Lena was not coming.

"I'm going." Batman said.

"Same." Lex said.

Both at the same time. Both entirely serious.

Ten times baseline gravity wasn't a problem, apparently—they both had more than enough black-tech to handle it. But she was only taking one of them. Lex, under any circumstances, was not a person she was willing to introduce to ancient Krypton. The potential for timeline destabilization involving the early detonation of the entire planet was not a risk she was prepared to take.

The final group was Thea, Batman, and Kara.

Clark stayed behind. His direct combat utility against Rao was limited, but his credibility with other heroes was not—and he could also persuade ordinary people who still hadn't accepted the "blessing." Diana would serve as the primary engagement force if things escalated on the present timeline.

With the arrangements settled, the three of them boarded the Council's time vessel and set a course for two hundred and fifty thousand years prior: ancient Krypton.
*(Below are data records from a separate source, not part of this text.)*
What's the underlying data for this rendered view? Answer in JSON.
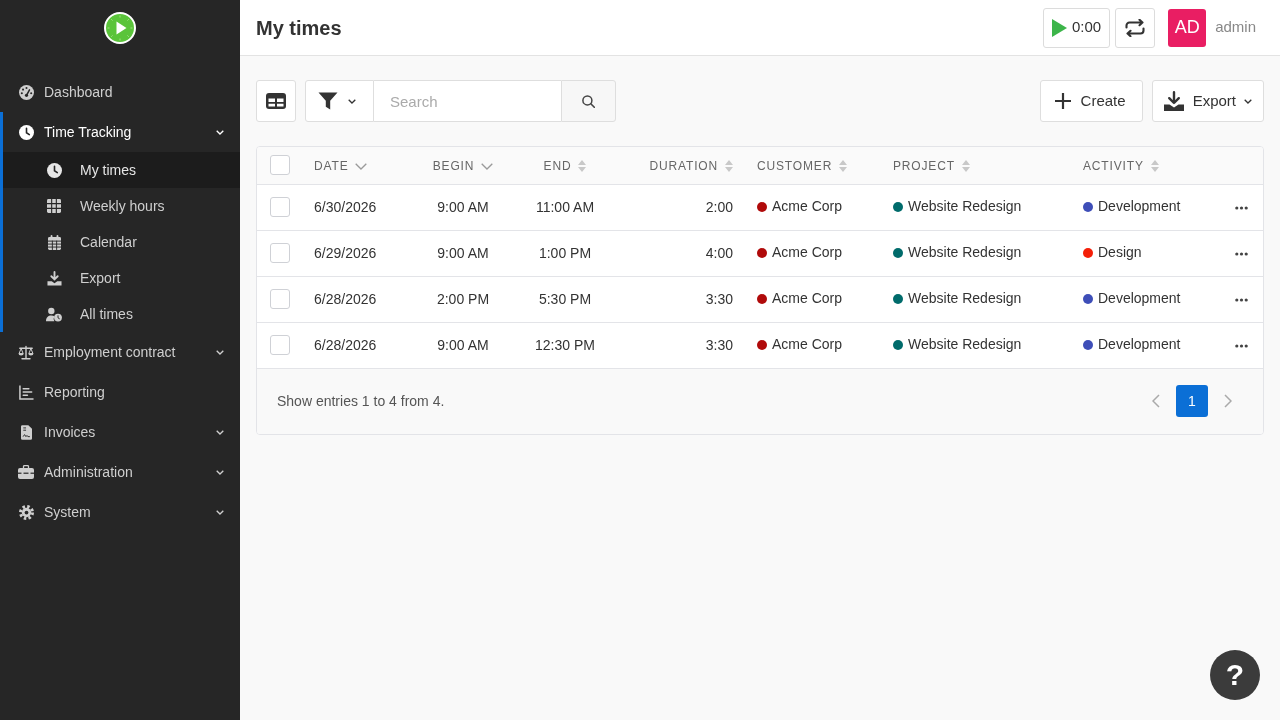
{
  "sidebar": {
    "items": [
      {
        "label": "Dashboard",
        "kind": "link"
      },
      {
        "label": "Time Tracking",
        "kind": "group",
        "expanded": true,
        "children": [
          {
            "label": "My times",
            "selected": true
          },
          {
            "label": "Weekly hours",
            "selected": false
          },
          {
            "label": "Calendar",
            "selected": false
          },
          {
            "label": "Export",
            "selected": false
          },
          {
            "label": "All times",
            "selected": false
          }
        ]
      },
      {
        "label": "Employment contract",
        "kind": "group",
        "expanded": false
      },
      {
        "label": "Reporting",
        "kind": "link"
      },
      {
        "label": "Invoices",
        "kind": "group",
        "expanded": false
      },
      {
        "label": "Administration",
        "kind": "group",
        "expanded": false
      },
      {
        "label": "System",
        "kind": "group",
        "expanded": false
      }
    ]
  },
  "header": {
    "title": "My times",
    "timer": {
      "label": "0:00"
    },
    "user": {
      "initials": "AD",
      "name": "admin"
    }
  },
  "toolbar": {
    "search": {
      "placeholder": "Search"
    },
    "actions": [
      {
        "label": "Create",
        "kind": "button"
      },
      {
        "label": "Export",
        "kind": "dropdown"
      }
    ]
  },
  "table": {
    "header_checkbox": {
      "checked": false
    },
    "columns": [
      {
        "label": "DATE",
        "sorted": true
      },
      {
        "label": "BEGIN",
        "sorted": true
      },
      {
        "label": "END",
        "sorted": false
      },
      {
        "label": "DURATION",
        "sorted": false
      },
      {
        "label": "CUSTOMER",
        "sorted": false
      },
      {
        "label": "PROJECT",
        "sorted": false
      },
      {
        "label": "ACTIVITY",
        "sorted": false
      }
    ],
    "rows": [
      {
        "checked": false,
        "date": "6/30/2026",
        "begin": "9:00 AM",
        "end": "11:00 AM",
        "duration": "2:00",
        "customer": {
          "name": "Acme Corp",
          "color": "#b00a0a"
        },
        "project": {
          "name": "Website Redesign",
          "color": "#006b6b"
        },
        "activity": {
          "name": "Development",
          "color": "#3e4eb8"
        }
      },
      {
        "checked": false,
        "date": "6/29/2026",
        "begin": "9:00 AM",
        "end": "1:00 PM",
        "duration": "4:00",
        "customer": {
          "name": "Acme Corp",
          "color": "#b00a0a"
        },
        "project": {
          "name": "Website Redesign",
          "color": "#006b6b"
        },
        "activity": {
          "name": "Design",
          "color": "#f41f08"
        }
      },
      {
        "checked": false,
        "date": "6/28/2026",
        "begin": "2:00 PM",
        "end": "5:30 PM",
        "duration": "3:30",
        "customer": {
          "name": "Acme Corp",
          "color": "#b00a0a"
        },
        "project": {
          "name": "Website Redesign",
          "color": "#006b6b"
        },
        "activity": {
          "name": "Development",
          "color": "#3e4eb8"
        }
      },
      {
        "checked": false,
        "date": "6/28/2026",
        "begin": "9:00 AM",
        "end": "12:30 PM",
        "duration": "3:30",
        "customer": {
          "name": "Acme Corp",
          "color": "#b00a0a"
        },
        "project": {
          "name": "Website Redesign",
          "color": "#006b6b"
        },
        "activity": {
          "name": "Development",
          "color": "#3e4eb8"
        }
      }
    ]
  },
  "footer": {
    "summary": "Show entries 1 to 4 from 4.",
    "pages": [
      {
        "label": "1",
        "selected": true
      }
    ]
  },
  "help_button": {
    "label": "?"
  }
}
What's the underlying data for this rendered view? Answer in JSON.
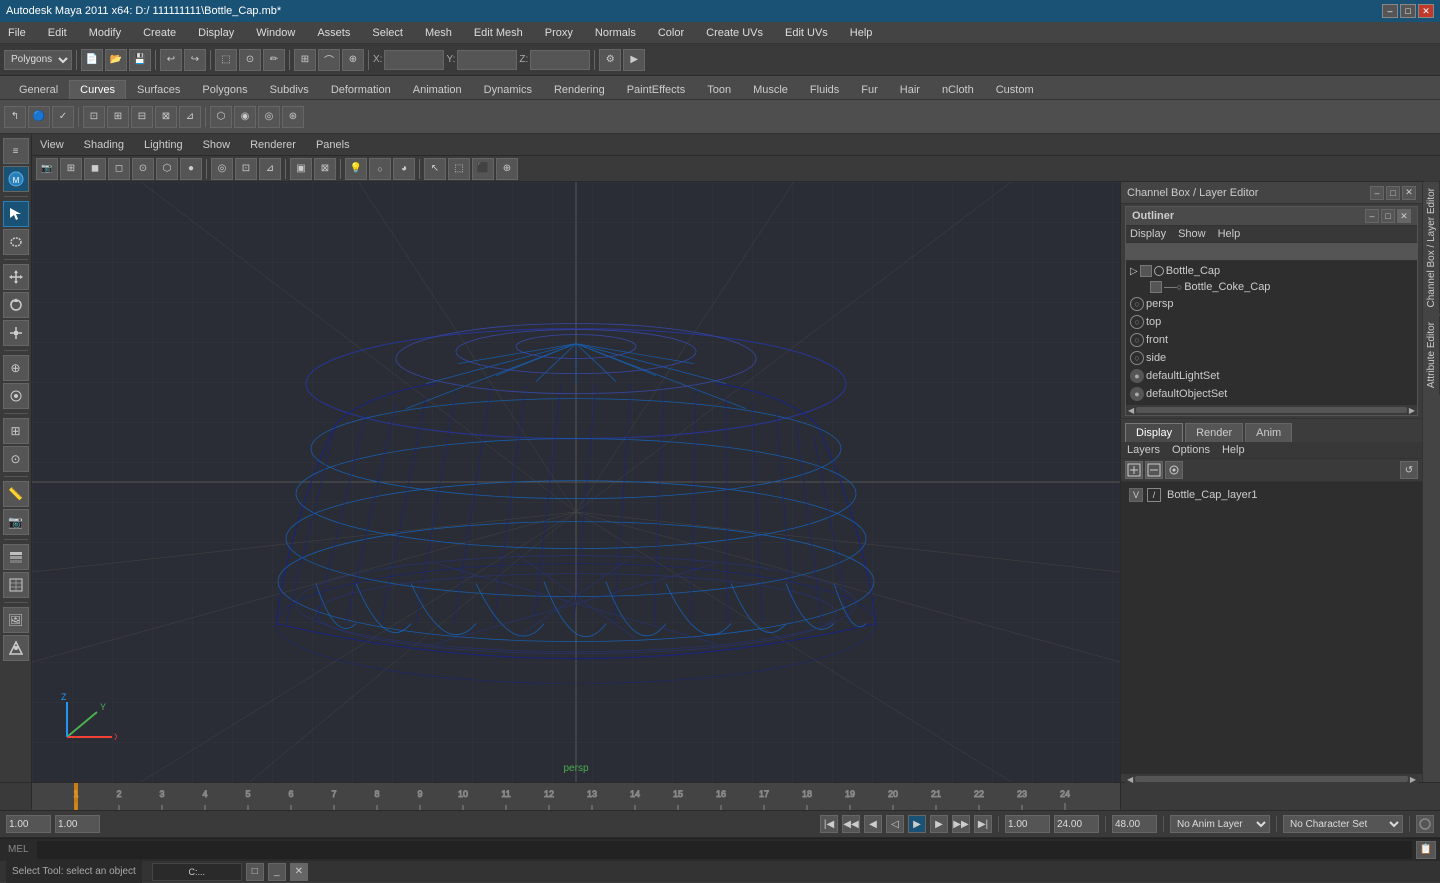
{
  "titleBar": {
    "title": "Autodesk Maya 2011 x64: D:/  111111111\\Bottle_Cap.mb*",
    "minBtn": "–",
    "maxBtn": "□",
    "closeBtn": "✕"
  },
  "menuBar": {
    "items": [
      "File",
      "Edit",
      "Modify",
      "Create",
      "Display",
      "Window",
      "Assets",
      "Select",
      "Mesh",
      "Edit Mesh",
      "Proxy",
      "Normals",
      "Color",
      "Create UVs",
      "Edit UVs",
      "Help"
    ]
  },
  "toolbar": {
    "modeSelect": "Polygons",
    "coordLabel_x": "X:",
    "coordLabel_y": "Y:",
    "coordLabel_z": "Z:"
  },
  "shelfTabs": {
    "tabs": [
      "General",
      "Curves",
      "Surfaces",
      "Polygons",
      "Subdiv s",
      "Deformation",
      "Animation",
      "Dynamics",
      "Rendering",
      "PaintEffects",
      "Toon",
      "Muscle",
      "Fluids",
      "Fur",
      "Hair",
      "nCloth",
      "Custom"
    ]
  },
  "viewportMenu": {
    "items": [
      "View",
      "Shading",
      "Lighting",
      "Show",
      "Renderer",
      "Panels"
    ]
  },
  "outliner": {
    "title": "Outliner",
    "menuItems": [
      "Display",
      "Show",
      "Help"
    ],
    "items": [
      {
        "label": "Bottle_Cap",
        "indent": 0,
        "icon": "📦"
      },
      {
        "label": "Bottle_Coke_Cap",
        "indent": 1,
        "icon": "○"
      },
      {
        "label": "persp",
        "indent": 0,
        "icon": "🎥"
      },
      {
        "label": "top",
        "indent": 0,
        "icon": "🎥"
      },
      {
        "label": "front",
        "indent": 0,
        "icon": "🎥"
      },
      {
        "label": "side",
        "indent": 0,
        "icon": "🎥"
      },
      {
        "label": "defaultLightSet",
        "indent": 0,
        "icon": "💡"
      },
      {
        "label": "defaultObjectSet",
        "indent": 0,
        "icon": "💡"
      }
    ]
  },
  "channelBox": {
    "title": "Channel Box / Layer Editor"
  },
  "layerTabs": {
    "tabs": [
      "Display",
      "Render",
      "Anim"
    ],
    "activeTab": "Display"
  },
  "layerMenu": {
    "items": [
      "Layers",
      "Options",
      "Help"
    ]
  },
  "layers": {
    "items": [
      {
        "vis": "V",
        "name": "Bottle_Cap_layer1"
      }
    ]
  },
  "bottomControls": {
    "timeStart": "1",
    "timeEnd": "24",
    "currentTime": "1.00",
    "playbackStart": "1.00",
    "playbackEnd": "24.00",
    "animRange": "48.00",
    "noAnimLayer": "No Anim Layer",
    "noCharSet": "No Character Set",
    "animLayerOptions": [
      "No Anim Layer"
    ],
    "charSetOptions": [
      "No Character Set"
    ]
  },
  "timelineNums": [
    "1",
    "2",
    "3",
    "4",
    "5",
    "6",
    "7",
    "8",
    "9",
    "10",
    "11",
    "12",
    "13",
    "14",
    "15",
    "16",
    "17",
    "18",
    "19",
    "20",
    "21",
    "22",
    "23",
    "24"
  ],
  "statusBar": {
    "text": "Select Tool: select an object"
  },
  "commandLine": {
    "label": "MEL",
    "placeholder": ""
  },
  "perspLabel": "persp",
  "viewport": {
    "bgColor": "#2a2d35"
  }
}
Minimal surface vegetation. A red sun, low and wide in the sky.

Something resembling a wild boar was rooting around in the underbrush when it walked into something invisible, stopped, squinted at the apparently empty stretch of ground in front of it, and fled at speed.

The ship dropped its cloaking. The hatch opened. Kara ran out first.

The red sun hit her immediately—abilities gone, the enhanced vision and strength and flight simply absent. She squinted against the unfamiliar quality of the light. But the air, the smell of the soil, the particular weight of this sky—even two hundred and fifty thousand years before the planet she remembered, something in her recognized it.

This was home. A different home, an older home. But home.

Batman followed at a more measured pace, adjusting parameters on the wrist-mounted unit integrated into his suit. From a distance, he looked nearly identical to his normal configuration. The suit was doing considerable work under the surface. "The gravity really is intense," he said.

Thea walked out and looked around without any particular expression. Ten times gravity registered as ten times gravity—inconvenient, somewhat—but not what she'd call a problem.

The Krypton of this period had no advanced weaponry. It had no superhuman physiology either—the red sun saw to that. The population was effectively pre-industrial, organized at the tribal level. The only real threat was Rao himself, if he tracked them back across the timeline. Beyond that, this was about as safe as field operations got.

She studied the horizon. "Southwest. That's where Kandor is—Rao's original tribe. The light of Kryptonian civilization."

Batman glanced in that direction and registered approximately nothing. Kandor, Toronto—the distinction wasn't particularly registering for him at this moment.

Kara said the name quietly, twice.

They started walking. The gravity made mechanical transport unreliable, so they went on foot. Batman peeled off ahead to scout—his particular skill set was ideally suited to arriving undetected.